National Grid customers will get higher electric bills in May because of leftover expenses owed by the utility from one of the coldest winters on record.
A household that consumes 600 kilowatt hours a month will see its electric bills climb to about $101 this month, up by about $27 from April, according to utility estimates for its Central New York region. Commodity charges assessed by the utility have climbed from April to May, even though delivery charges have declined. That is because the utility has added a special commodity charge in May of about $10 for a typical household to cover leftover costs of supplying electricity to customers in March, when electricity bills peaked.
That extra charge will appear on customers bills under the name ESRM, which stands for electricity supply reconciliation mechanism. The charge is designed to reconcile the utilitys electricity supply revenues for the month with the actual market cost of electricity that it buys, according to a two-month lag.
National Grid charges customers in a complex way.
The utility now pays higher costs than anticipated in the month of March because there is a two-month lag between forecasted costs and actual costs. Monthly bills are based on the electricity forecast established at the end of the previous month. Depending on whether the forecasts are too high or low, customers are either credited or charged after a two-month lag period.
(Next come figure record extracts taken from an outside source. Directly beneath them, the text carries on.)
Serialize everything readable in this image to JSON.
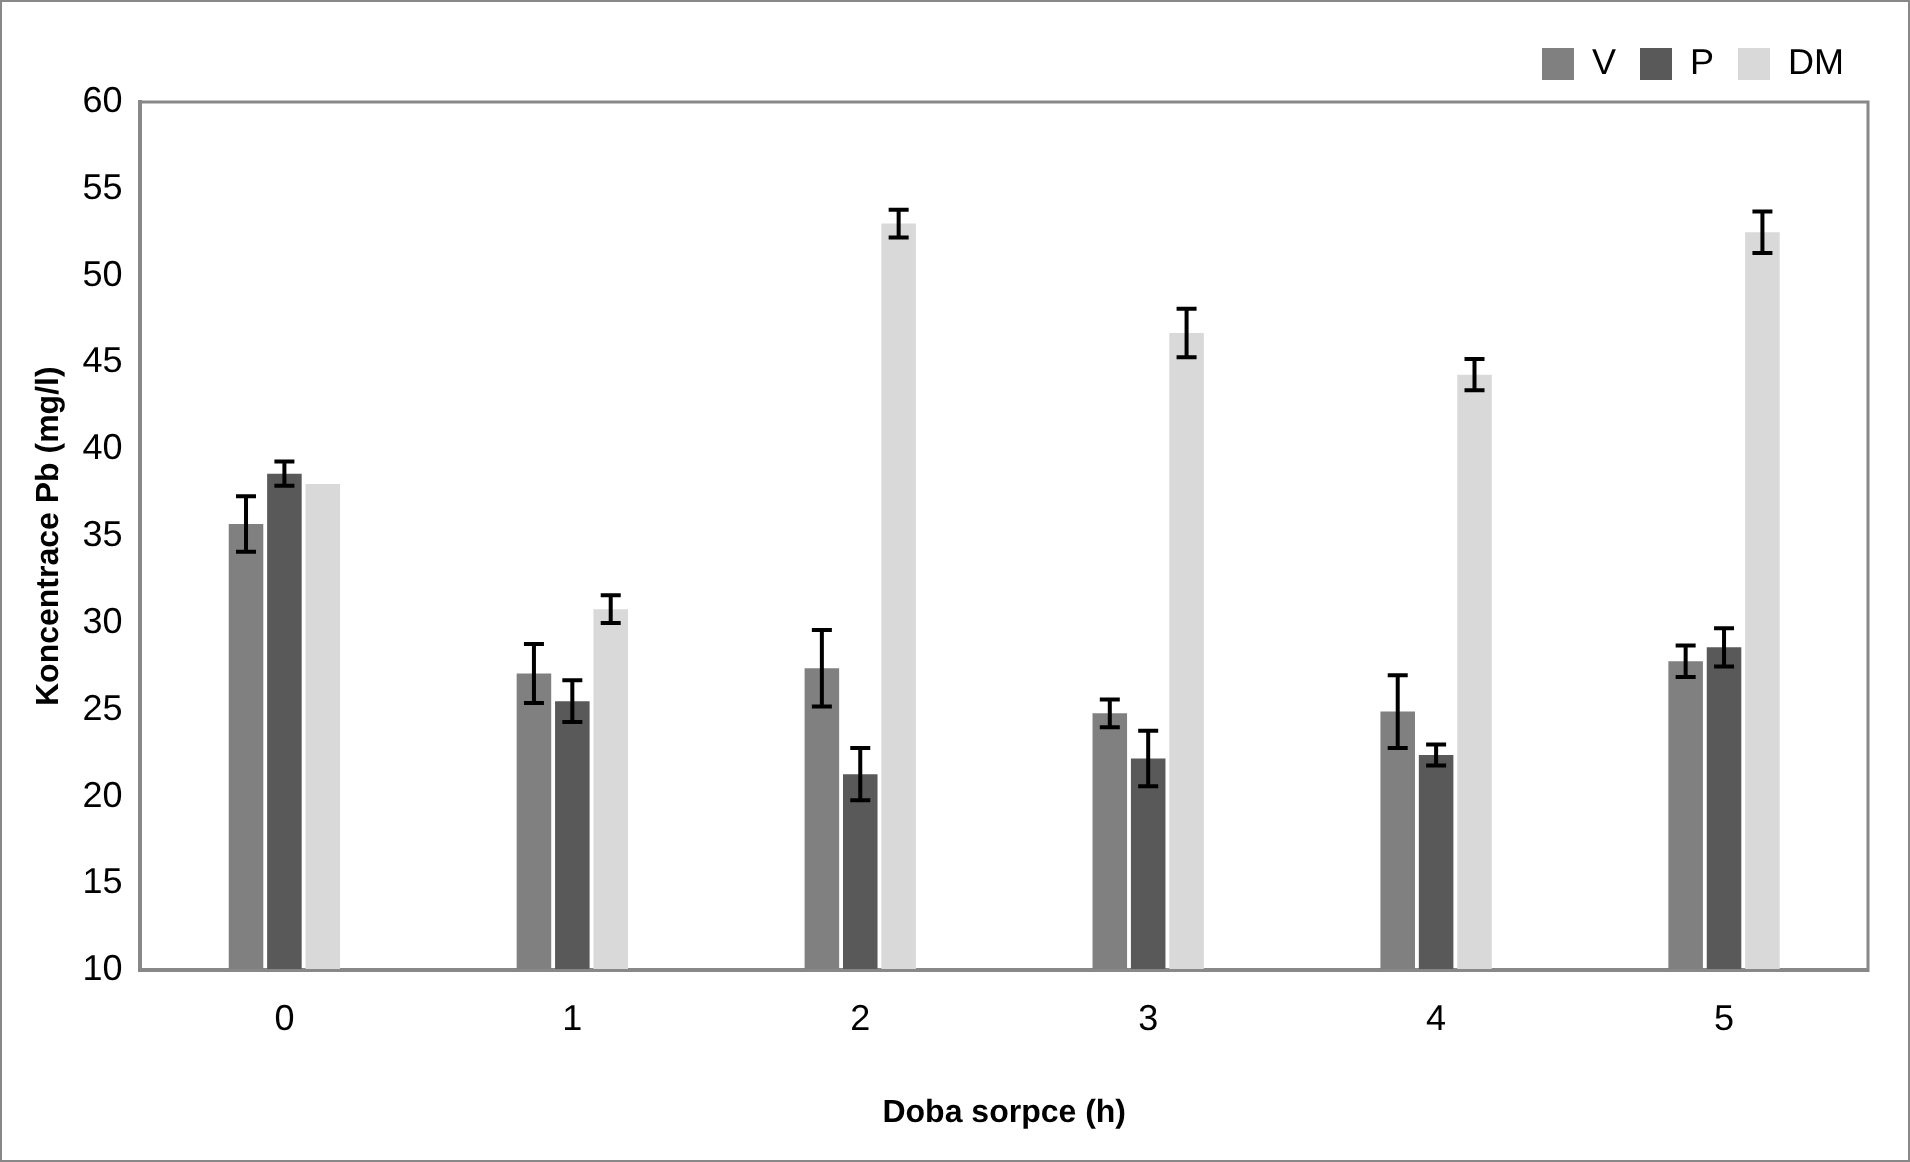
{
  "chart_data": {
    "type": "bar",
    "xlabel": "Doba sorpce (h)",
    "ylabel": "Koncentrace Pb (mg/l)",
    "categories": [
      "0",
      "1",
      "2",
      "3",
      "4",
      "5"
    ],
    "series": [
      {
        "name": "V",
        "color": "#808080",
        "values": [
          35.7,
          27.1,
          27.4,
          24.8,
          24.9,
          27.8
        ],
        "errors": [
          1.6,
          1.7,
          2.2,
          0.8,
          2.1,
          0.9
        ]
      },
      {
        "name": "P",
        "color": "#595959",
        "values": [
          38.6,
          25.5,
          21.3,
          22.2,
          22.4,
          28.6
        ],
        "errors": [
          0.7,
          1.2,
          1.5,
          1.6,
          0.6,
          1.1
        ]
      },
      {
        "name": "DM",
        "color": "#d9d9d9",
        "values": [
          38.0,
          30.8,
          53.0,
          46.7,
          44.3,
          52.5
        ],
        "errors": [
          null,
          0.8,
          0.8,
          1.4,
          0.9,
          1.2
        ]
      }
    ],
    "ylim": [
      10,
      60
    ],
    "yticks": [
      10,
      15,
      20,
      25,
      30,
      35,
      40,
      45,
      50,
      55,
      60
    ],
    "grid": false,
    "legend": "top right"
  }
}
Despite the increase in May electric bills, household bills from the utility are projected to drop in the month of June, according to the state Public Service Commission. That is because the utility predicts the reconciliation of Aprils electric supply costs, which will impact June bills, wont be as extreme as it was for March.
The high and erratic electric bills customers have seen over the past few months are mainly because upstate New York experienced one of the coldest winters on record, said Virginia J. Limmiatis, National Grid spokeswoman. She said skyrocketing costs in January left customers with extremely high bills in March. And because costs were so high in March, customers are still paying in May for expenses triggered by the cold winter weather.
Extremely cold winter temperatures have been unusual compared to the last five years, Ms. Limmiatis said. In January we had back-to-back polar vortexes, and were still catching up from that.
Low-income customers, however, caught a break on May electric bills from National Grid. In late April, the PSC approved an emergency relief program that allowed the utility to provide one-time credits, of either $20 or $250, for customers enrolled in low-income programs. The PSCs approval of that relief package came after electricity prices for upstate customers in January, February and March were 122 percent higher than the same period last year.
Though National Grid expects electric bills to stabilize this summer, the cold winter will continue to haunt customers in 2014. In June, National Grid will begin recovering a $33.3 million payment deferral that it enacted in February to delay collection of electricity costs from residential and small-business customers affected by increased commodity prices. Charges to collect that deferral will be spread out over six months.